TW: What is the most significant difference between K-12 private schools and higher ed. enrollment management and marketing?

JB: I think the biggest difference between K-12 and universities is scale, of course, and the role of the decision-maker.  While parents are involved at both levels, universities have to weigh the process more heavily toward the student.

TW: I would agree with that assumption and am seeing more and more students behind the wheel of the decision making in recent years. Even among the youngest students. To that end, admission, marketing, and enrollment management have become a pressure cooker at all levels. As a top administrator in your field, what qualities and qualifications do you see when hiring someone to your office?

Jon Boeckenstedt, associate vice president for Enrollment Management and Marketing, has been with DePaul since 2002. His portfolio includes undergraduate admission and recruitment of both freshmen and transfer students, and all the technology associated with enrolling over 5,000 new undergraduate students each year.

JB: I’m always more interested in qualities than qualifications.  I like people who are angular, that is, always looking at the world from different angles; people who are curious and eager to continue learning; and people who would rather ask forgiveness than permission.  The qualifications vary depending on the office the person is applying to, of course, but I like good written and oral communication skills and a good sense of humor.

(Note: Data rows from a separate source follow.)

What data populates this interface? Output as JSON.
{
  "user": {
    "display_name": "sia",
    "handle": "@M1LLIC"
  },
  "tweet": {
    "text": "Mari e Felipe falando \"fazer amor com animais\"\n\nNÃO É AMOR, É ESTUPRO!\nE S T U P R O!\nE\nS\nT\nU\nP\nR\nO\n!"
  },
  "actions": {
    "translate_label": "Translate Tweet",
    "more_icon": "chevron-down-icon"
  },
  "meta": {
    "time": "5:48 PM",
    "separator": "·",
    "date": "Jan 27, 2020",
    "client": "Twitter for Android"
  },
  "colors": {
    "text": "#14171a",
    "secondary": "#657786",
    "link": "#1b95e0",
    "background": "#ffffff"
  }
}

TW: I love that you want people to take the bull by the horns. I was often the one seeking forgiveness, but it’s because I am headstrong when I know what’s right and have the data to back it up. It makes me anxious when I see a school of “lizard-brained leaders” that don’t recognize the value in evolving. What do you see as the biggest challenge to institutions like tuition-based schools?

JB: Not surprisingly, innovation is the challenge, but it’s brought about by both a decreasing population and a decreasing ability of the population to pay.  That can be a death sentence for a lot of places that don’t change.

TW: Ha! I know that all too well, but for some, they don’t understand that. Not only does the impending bubble scare me, but that people in leadership positions do not want to acknowledge the real problem. That’s what keeps me up at night. What keeps a university-level enrollment manager up at night? 

JB: Fashion, in the sense that it’s impossible to predict or explain, and it drives a lot of irrational decision making.  If your college falls out of fashion, there is little you can do to combat it.

TW: Another great point that is almost impossible for the school’s enrollment management personnel to control. Switching gears quickly to something that I spent too much time thinking about: technology. How do you think it may change the landscape of attracting, enrolling, and graduating mission-appropriate students moving forward?

JB: Trevor, I have this fear that in twenty years much of what we do will be done without a great deal of human interaction.  By then AI will likely be good enough to know who’s interested, or who should be, whom you should admit, and how much aid you should provide them in order to maximize outputs.  On the other hand, I’d love it if we could finally centralize all college application processes in one place, via some sort of government or universally-agreed upon platform to manage operations.

TW: Interesting to ponder that a profession that takes much analytical thinking combined with genuine interpersonal skills could be nearly obsolete one day. Last question before I let you go. If you could pass along advice to Jon Boekenstedt from 2009, what would it be?

JB: Trust your instincts more, and take a few more chances.

TW: Jon, I really appreciate your time!

JB: It was my pleasure, Trevor. Thank you.